April 11, 2017
NICOSIA, Cyprus (AP) — Against the backdrop of Turkey’s referendum on expanding presidential powers, talks aimed at reunifying ethnically divided Cyprus were restarted Tuesday with rival leaders hoping to claw back diminished trust and lost momentum after a two-month halt.
But the United Nations-mediated negotiations still face difficult challenges, with the island’s Greek Cypriot president accusing the breakaway Turkish Cypriot leader of backpedaling on key issues at Turkey’s prompting after many months of solid progress.
The minority Turkish Cypriots, meanwhile, say Greek Cypriots pay lip service to their core demand of equal partnership in the running of an envisioned federation — especially on holding the federal presidency alternately.
It’s still unclear if talks can result in a deal both sides can rally behind. Cyprus was split in 1974 when Turkey invaded following a coup mounted by supporters of union with Greece.
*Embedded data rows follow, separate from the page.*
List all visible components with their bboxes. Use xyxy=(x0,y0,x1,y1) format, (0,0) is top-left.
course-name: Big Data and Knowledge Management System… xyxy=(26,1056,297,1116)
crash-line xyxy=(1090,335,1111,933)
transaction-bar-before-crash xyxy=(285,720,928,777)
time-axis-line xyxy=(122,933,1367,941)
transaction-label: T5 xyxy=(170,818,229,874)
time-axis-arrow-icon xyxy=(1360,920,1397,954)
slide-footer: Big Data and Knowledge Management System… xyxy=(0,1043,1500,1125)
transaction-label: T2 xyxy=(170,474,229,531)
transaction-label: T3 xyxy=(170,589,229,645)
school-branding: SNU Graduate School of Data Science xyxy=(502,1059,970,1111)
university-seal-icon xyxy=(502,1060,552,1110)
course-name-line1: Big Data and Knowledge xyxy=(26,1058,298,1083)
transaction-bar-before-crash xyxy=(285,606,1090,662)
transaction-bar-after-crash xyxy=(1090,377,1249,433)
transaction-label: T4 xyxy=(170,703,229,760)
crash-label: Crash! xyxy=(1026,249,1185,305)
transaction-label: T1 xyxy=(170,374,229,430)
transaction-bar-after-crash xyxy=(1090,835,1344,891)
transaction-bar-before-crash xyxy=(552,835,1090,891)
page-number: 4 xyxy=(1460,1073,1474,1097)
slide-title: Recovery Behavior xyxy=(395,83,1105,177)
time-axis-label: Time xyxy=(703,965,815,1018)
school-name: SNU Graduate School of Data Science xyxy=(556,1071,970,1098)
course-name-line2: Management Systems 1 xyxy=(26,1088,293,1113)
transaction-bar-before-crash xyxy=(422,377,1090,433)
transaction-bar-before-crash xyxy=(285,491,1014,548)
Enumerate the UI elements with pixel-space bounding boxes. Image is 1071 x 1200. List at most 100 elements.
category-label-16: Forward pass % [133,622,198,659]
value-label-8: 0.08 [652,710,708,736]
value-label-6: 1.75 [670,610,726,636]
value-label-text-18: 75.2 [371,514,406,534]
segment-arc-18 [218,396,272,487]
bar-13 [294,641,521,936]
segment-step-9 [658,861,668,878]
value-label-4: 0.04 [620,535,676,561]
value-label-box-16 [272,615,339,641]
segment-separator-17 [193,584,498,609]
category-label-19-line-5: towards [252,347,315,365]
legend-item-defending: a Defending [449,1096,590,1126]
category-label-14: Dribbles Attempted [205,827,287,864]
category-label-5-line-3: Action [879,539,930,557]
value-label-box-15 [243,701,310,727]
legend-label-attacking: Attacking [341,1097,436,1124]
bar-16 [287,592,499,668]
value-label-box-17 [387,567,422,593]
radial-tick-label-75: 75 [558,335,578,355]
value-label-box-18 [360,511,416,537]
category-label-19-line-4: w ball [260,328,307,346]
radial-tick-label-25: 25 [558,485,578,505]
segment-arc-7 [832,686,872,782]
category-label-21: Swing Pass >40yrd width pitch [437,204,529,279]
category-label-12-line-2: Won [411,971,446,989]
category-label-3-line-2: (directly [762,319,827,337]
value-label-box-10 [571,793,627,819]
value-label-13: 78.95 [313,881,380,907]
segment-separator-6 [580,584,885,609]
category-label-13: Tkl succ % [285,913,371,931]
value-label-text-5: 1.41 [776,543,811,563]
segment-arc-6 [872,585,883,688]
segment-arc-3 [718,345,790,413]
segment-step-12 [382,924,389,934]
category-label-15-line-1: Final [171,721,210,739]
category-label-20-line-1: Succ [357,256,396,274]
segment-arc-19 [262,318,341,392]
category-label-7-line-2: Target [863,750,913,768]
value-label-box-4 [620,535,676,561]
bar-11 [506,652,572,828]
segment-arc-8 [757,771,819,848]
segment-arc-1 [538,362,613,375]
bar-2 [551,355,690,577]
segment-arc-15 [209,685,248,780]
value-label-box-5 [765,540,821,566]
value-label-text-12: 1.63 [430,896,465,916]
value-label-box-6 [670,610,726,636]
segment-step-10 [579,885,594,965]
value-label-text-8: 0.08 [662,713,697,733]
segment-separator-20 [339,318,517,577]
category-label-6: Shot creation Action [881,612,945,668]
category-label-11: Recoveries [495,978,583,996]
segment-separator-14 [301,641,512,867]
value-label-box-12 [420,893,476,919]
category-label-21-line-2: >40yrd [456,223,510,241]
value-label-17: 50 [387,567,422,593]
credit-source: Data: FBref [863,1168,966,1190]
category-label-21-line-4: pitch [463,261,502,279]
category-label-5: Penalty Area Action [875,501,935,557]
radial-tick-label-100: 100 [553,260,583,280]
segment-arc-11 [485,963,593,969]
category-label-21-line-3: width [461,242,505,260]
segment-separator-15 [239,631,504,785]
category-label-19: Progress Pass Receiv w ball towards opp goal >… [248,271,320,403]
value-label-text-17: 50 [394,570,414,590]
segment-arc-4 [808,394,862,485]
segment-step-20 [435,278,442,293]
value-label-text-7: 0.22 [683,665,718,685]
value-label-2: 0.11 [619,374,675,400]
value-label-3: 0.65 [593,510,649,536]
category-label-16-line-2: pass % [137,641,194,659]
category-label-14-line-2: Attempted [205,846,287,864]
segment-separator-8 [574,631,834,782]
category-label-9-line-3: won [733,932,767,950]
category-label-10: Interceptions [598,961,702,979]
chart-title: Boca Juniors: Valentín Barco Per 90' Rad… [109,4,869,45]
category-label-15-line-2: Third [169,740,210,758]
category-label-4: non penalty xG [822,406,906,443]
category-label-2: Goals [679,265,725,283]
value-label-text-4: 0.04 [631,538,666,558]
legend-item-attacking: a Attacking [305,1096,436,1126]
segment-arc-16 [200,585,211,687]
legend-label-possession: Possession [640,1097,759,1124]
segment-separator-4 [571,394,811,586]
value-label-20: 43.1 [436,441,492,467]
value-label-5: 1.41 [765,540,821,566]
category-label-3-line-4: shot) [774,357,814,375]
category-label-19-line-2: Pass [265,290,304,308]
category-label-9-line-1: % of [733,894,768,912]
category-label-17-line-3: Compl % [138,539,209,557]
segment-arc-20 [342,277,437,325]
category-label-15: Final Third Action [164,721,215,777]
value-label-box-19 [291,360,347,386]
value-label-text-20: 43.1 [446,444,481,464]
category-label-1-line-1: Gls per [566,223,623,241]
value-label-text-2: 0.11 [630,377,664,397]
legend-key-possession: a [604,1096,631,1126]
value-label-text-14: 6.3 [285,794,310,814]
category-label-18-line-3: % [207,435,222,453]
A breakaway Turkish Cypriot state in the island’s north is recognized only by Turkey which keeps more than 35,000 troops there.
With talks delving deeper, bargaining has become more complicated. President Nicos Anastasiades said Turkish Cypriot conditions on how they’ll be represented in decision-making bodies would “paralyze” the state. Moreover, he said Turkey’s demand that its citizens be granted the freedom to relocate and transfer money, services and goods to Cyprus as part of any peace deal would mean “Cyprus’ takeover through peaceful means.”
Compounding the difficulties is Turkey’s condition for its troops and military intervention rights to stay in place after reunification, something that Turkish Cypriots say ensures their security but Greek Cypriots strongly reject.
Meanwhile, acrimony over legislation making a brief reference to a 1950 referendum on union with Greece mandatory in Greek Cypriot schools has sharpened divisions among Greek Cypriots. The legislation was reversed last week following Turkish Cypriot protests, but the move splintered Greek Cypriot opinion between those who saw it as necessary to get talks back on track and those who saw it as acquiescing to Turkey’s will.
Anastasiades called the legislation kerfuffle a pretext for Akinci to halt talks ahead of Sunday’s referendum on whether to concentrate more power in the hands of Turkish President Recep Tayyip Erdogan, who sought to project toughness in order to woo the nationalist vote.